Codes and Datasets for our EMNLP 2021 (main conference) Long Paper titled "PASTE: A Tagging-Free Decoding Framework Using Pointer Networks for Aspect Sentiment Triplet Extraction"

Primary LanguagePython

PASTE - Pointer Network-based decoding framework for Aspect Sentiment Triplet Extraction

  • For reporting the results for our model variants in the paper, we select the best models according to the best F1 score on the development data and use them to evaluate on the test data.
  • We run each model five times and report the median scores.
  • All our experiments are run on Tesla P100-PCIE (16GB) GPU.
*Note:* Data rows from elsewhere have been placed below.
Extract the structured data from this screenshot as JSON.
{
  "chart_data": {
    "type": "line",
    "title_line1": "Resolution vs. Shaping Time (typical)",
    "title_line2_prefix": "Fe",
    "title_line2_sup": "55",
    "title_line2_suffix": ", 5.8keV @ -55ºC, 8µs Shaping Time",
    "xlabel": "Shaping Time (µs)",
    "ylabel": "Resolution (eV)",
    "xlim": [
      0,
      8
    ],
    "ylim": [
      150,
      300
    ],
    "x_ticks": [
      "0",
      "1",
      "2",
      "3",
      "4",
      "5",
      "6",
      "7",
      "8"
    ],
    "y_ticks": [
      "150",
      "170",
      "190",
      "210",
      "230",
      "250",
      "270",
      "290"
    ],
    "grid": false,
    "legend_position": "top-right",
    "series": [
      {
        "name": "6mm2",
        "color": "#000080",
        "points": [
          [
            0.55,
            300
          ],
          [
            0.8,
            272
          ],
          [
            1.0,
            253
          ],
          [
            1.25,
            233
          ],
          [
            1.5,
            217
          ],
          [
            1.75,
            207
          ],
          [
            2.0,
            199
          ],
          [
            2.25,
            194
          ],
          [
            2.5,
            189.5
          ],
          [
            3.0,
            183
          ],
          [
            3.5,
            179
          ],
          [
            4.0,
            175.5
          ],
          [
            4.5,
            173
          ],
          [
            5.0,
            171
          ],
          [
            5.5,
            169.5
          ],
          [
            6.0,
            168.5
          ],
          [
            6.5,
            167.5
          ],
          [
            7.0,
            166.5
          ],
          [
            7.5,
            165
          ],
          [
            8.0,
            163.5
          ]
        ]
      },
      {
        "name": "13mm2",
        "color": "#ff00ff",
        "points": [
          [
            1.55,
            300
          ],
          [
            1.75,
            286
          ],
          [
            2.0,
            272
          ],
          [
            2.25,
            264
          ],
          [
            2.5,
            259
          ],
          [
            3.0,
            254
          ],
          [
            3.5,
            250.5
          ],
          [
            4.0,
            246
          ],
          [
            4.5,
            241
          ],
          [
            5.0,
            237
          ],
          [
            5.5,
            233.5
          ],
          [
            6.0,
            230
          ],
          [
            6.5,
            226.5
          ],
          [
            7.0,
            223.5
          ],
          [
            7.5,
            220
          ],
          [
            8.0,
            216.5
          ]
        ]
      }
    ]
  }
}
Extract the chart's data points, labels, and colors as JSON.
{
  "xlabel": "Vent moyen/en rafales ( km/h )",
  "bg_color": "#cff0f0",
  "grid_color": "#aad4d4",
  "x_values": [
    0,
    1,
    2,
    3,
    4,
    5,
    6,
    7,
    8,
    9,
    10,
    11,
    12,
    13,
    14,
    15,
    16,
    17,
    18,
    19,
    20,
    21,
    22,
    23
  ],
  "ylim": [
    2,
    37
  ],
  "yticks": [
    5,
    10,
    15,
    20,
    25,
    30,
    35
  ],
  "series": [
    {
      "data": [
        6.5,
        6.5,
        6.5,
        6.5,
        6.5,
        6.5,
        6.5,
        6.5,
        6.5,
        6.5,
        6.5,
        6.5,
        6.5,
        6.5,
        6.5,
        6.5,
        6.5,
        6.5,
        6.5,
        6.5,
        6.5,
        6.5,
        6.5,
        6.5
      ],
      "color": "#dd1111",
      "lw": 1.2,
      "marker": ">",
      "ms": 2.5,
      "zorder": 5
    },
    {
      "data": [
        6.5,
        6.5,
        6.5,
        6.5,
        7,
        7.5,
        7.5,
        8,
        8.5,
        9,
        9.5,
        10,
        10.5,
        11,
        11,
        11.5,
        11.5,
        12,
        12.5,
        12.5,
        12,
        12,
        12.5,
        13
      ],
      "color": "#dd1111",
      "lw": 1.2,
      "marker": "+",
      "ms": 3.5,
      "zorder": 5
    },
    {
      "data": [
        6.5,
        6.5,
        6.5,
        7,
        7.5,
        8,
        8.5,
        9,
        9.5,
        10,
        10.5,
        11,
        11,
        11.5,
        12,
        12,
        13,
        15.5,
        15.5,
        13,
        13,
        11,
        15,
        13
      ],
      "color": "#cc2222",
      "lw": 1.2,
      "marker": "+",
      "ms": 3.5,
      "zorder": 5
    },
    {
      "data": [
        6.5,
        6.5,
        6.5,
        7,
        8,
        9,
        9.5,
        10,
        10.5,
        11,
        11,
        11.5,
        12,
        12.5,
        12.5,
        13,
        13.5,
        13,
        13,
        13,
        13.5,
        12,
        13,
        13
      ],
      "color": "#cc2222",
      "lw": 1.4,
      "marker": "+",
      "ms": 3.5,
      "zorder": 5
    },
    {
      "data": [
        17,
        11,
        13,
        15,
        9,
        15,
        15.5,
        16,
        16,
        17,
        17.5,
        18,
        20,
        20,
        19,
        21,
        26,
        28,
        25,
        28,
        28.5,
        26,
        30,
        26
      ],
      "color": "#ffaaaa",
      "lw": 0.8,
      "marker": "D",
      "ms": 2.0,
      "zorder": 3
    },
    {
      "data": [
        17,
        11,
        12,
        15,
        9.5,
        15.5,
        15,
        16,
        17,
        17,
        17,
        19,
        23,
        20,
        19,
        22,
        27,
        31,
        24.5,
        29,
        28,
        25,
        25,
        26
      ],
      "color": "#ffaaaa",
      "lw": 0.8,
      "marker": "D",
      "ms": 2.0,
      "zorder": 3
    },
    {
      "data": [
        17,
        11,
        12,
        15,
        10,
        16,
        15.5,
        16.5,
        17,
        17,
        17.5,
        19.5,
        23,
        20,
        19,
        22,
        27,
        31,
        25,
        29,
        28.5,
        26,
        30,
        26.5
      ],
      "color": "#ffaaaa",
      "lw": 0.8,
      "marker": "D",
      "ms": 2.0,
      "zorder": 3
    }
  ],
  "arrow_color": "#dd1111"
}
Code to convert ASTE-Data-V2 data from the format defined by the authors of JET to our format:

python create_data.py
  • Pre-processed data in our format are already provided under respective folders.
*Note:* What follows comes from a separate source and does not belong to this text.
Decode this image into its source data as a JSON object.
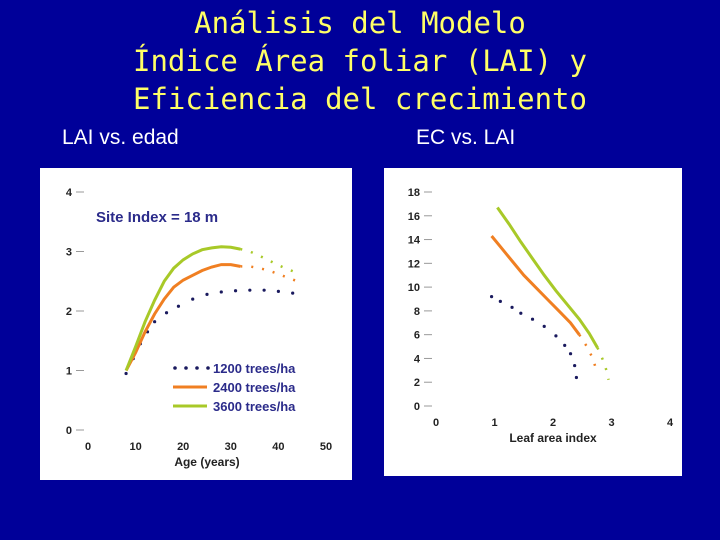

Code to prepare BERT-specific data in accordance with our position-based triplet representation scheme:

python prep_BERTData.py

Code to align POS and DEP tags with the wordpiece tokens generated by BERT-tokenizer:

python prep_POS_DEP_forBERT.py
  • Pre-processed BERT-specific data files are already provided under respective folders.

PASTE - Without BERT

Code: PASTE.py

Sample command to run PASTE-AF

python3 PASTE.py 0 1023 lap14/ lap14/PASTE train 10 100 100 AF AP

Sample command to run PASTE-OF

python3 PASTE.py 0 1023 lap14/ lap14/PASTE train 10 100 100 OF OP

Script used to run PASTE-AF for all datasets over 5 different seed values (Similar script was used for PASTE-OF)

sh PASTE_script.sh

Hyper-parameter Configurations:

Optimizer: Adam
Learning rate: 0.001
Coefficient of L2 Regularization: 0.00001
Dropout: 0.5
No. of epochs: 100
Batch Size: 10
No. of trainable parameters: ~ 6 mil.
Training time per epoch: 12 seconds

PASTE - With BERT

Code: PASTE_BERT.py

Sample command to run PASTE-AF (BERT)

python3 PASTE_BERT.py --gpu_id 0 --src_folder lap14/ --trg_folder lap14/PASTE_BERT --bert_mode gen --gen_direct af --l2 y

Sample command to run PASTE-OF (BERT)

python3 PASTE_BERT.py --gpu_id 0 --src_folder lap14/ --trg_folder lap14/PASTE_BERT --bert_mode gen --gen_direct of --l2 y

Script used to run PASTE-AF (BERT) on 14Lap (Similar scripts are provided for each dataset)

sh run_script_lap.sh

Hyper-parameter Configurations:

Optimizer: Adam
Learning rate: 0.001
We tried two values for Coefficient of L2 Regularization: 0.0001 and 0.00001
Dropout: 0.5
No. of epochs: 30 for individual datasets, 50 for resall.
Batch Size: 16
No. of trainable parameters: ~ 128 mil.
Training time per epoch: 40 seconds

Code to obtain the prediction performance for each element of an opinion triplet:

python error_analysis.py 
  • This code requires the file 'test.out' which is generated in the target folders when the codes for PASTE or PASTE-BERT are executed.